Massachusetts Institute of Technology
Growing up with computer-scientist parents near Los Alamos National Laboratory (LANL), it might have seemed like Peter Ahrens was destined to enter a computing-related field.
But family wasn’t necessarily fate, the Department of Energy Computational Science Graduate Fellowship (DOE CSGF) recipient says. He considered mechanical engineering but made his own decision to pursue computing after participating the LANL-sponsored Supercomputing Challenge for middle- and high-school students. His team simulated flocking birds and foraging ants to solve scheduling problems. “That set me off down the computer science road,” says Ahrens, now a Massachusetts Institute of Technology doctoral candidate. The complexity of the field's problems “really just grabbed me. I wanted answers.
With advisor Saman Amarasinghe, Ahrens seeks ways to efficiently map scientific problems to today’s high-performance computers, which merge multiple processor types across thousands of nodes connected by intricate networks. He planned to build tools that let scientists incorporate domain knowledge into compilers – programs that convert code into machine-readable instructions – tailored to their fields. A process called autotuning would test approaches to find the best ones.
At MIT, however, Ahrens decided he first needed to resolve some underlying questions. To write a compiler, “you need to know what you want the compiler to output.” He learned that computer scientists often didn’t understand the best output very well. “I’m not sure we know exactly what should be on the other side of this automated system.”
Ahrens focuses on matrices – data captured in two-dimensional grids. They’re common in computing and much time is spent performing math on the information they contain. To quickly solve problems, computers use parallel processing, parceling out operations to multiple processors for simultaneous solution.
“Scientists and mathematicians often think of a matrix as a set of relationships between inputs and outputs,” such as those generated in simulations. In sparse matrices, most grid entries are zeroes – meaning an input and a corresponding output are unrelated. That’s common because simulation elements usually only interact with their neighbors.
Computer scientists want to avoid expending processor time and communication on calculating relationships between entries containing zeroes. “The challenge becomes mapping the elements we do need to process to computational resources,” Ahrens adds. It’s particularly important to group related nonzero components on the same processor to limit time-consuming inter-processor communication.
Ahrens describes one approach in a recent paper published online. To balance computing workload among processors and reduce communication, his algorithm splits matrices into contiguous partitions without reordering rows and columns within them, as some techniques do. “If we aren’t allowed to reorder the rows before we split them up, this more constrained problem becomes solvable.”
Ahrens has run his algorithms on the Cori supercomputer at the National Energy Research Scientific Computing Center. Using the same system scientists use lets him solve problems that are applicable to what they research, he says.
During his 2019 practicum at Sandia National Laboratories in New Mexico, Ahrens approached a related problem: partitioning sparse matrices for instruction-level parallel computing – reorganizing them into small data blocks that special vectorized processors can handle efficiently. If a vector processor calculates four numbers at once, for example, “you get four times the speed. The disadvantage is if your structures are irregular it’s difficult to cram all those disparate entries into the neatly packed blocks.”

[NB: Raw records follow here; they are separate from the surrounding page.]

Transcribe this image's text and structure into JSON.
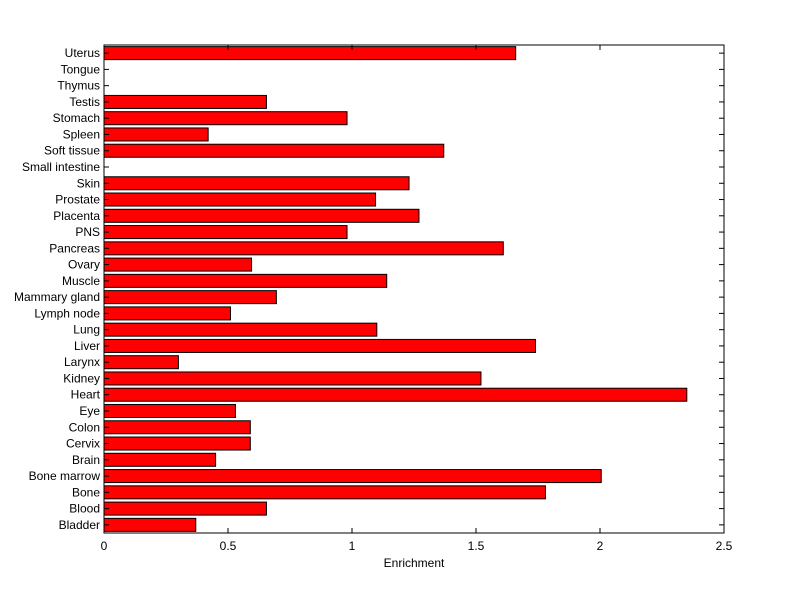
{
  "chart_data": {
    "type": "bar",
    "orientation": "horizontal",
    "title": "",
    "xlabel": "Enrichment",
    "ylabel": "",
    "xlim": [
      0,
      2.5
    ],
    "xticks": [
      0,
      0.5,
      1,
      1.5,
      2,
      2.5
    ],
    "xtick_labels": [
      "0",
      "0.5",
      "1",
      "1.5",
      "2",
      "2.5"
    ],
    "grid": false,
    "legend": "none",
    "bar_color": "#ff0000",
    "edge_color": "#000000",
    "categories": [
      "Uterus",
      "Tongue",
      "Thymus",
      "Testis",
      "Stomach",
      "Spleen",
      "Soft tissue",
      "Small intestine",
      "Skin",
      "Prostate",
      "Placenta",
      "PNS",
      "Pancreas",
      "Ovary",
      "Muscle",
      "Mammary gland",
      "Lymph node",
      "Lung",
      "Liver",
      "Larynx",
      "Kidney",
      "Heart",
      "Eye",
      "Colon",
      "Cervix",
      "Brain",
      "Bone marrow",
      "Bone",
      "Blood",
      "Bladder"
    ],
    "values": [
      1.66,
      0,
      0,
      0.655,
      0.98,
      0.42,
      1.37,
      0,
      1.23,
      1.095,
      1.27,
      0.98,
      1.61,
      0.595,
      1.14,
      0.695,
      0.51,
      1.1,
      1.74,
      0.3,
      1.52,
      2.35,
      0.53,
      0.59,
      0.59,
      0.45,
      2.005,
      1.78,
      0.655,
      0.37
    ]
  }
}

With mathematician and computer scientist Erik Boman, Ahrens tested block partitioning approaches. They found that simultaneously optimizing contiguous partitions for rows and columns was too demanding but fixing either the rows or the columns let them produce the best partition for the unfixed dimension. “So if you fix the rows, you can find the best columns” partition and vice versa, “but you can’t find the best of both at once.” The code would alternate for optimal partitions. Ahrens and Boman outlined the method in a preprint paper this May.
The practicum introduced Ahrens to a new method for sparse matrix operations, but it affected his goals more deeply. “The topics I was introduced to are more academic. I realized, working on them, that that’s what I want in my career.” He’ll pursue a university post after graduation, probably in 2023.
Meanwhile, Ahrens will continue pursuing a major hobby: glassblowing. It’s a popular activity at MIT, where demand outstrips slots in beginner classes. Ahrens has become so accomplished that he sometimes teaches new gaffers. “It provides a really nice contrast to the more ‘in the clouds’ kind of work I do all day,” he says. “It’s nice to do something creative with my hands in the real world.”
Image caption: At left: the nonzero pattern of the TKK/smt sparse matrix, arising from a thermal stress analysis of a surface-mounted transistor. At right, the pattern of the same matrix after spectral reordering. The pattern resolution is 256 by 256. Credit: Peter Ahrens.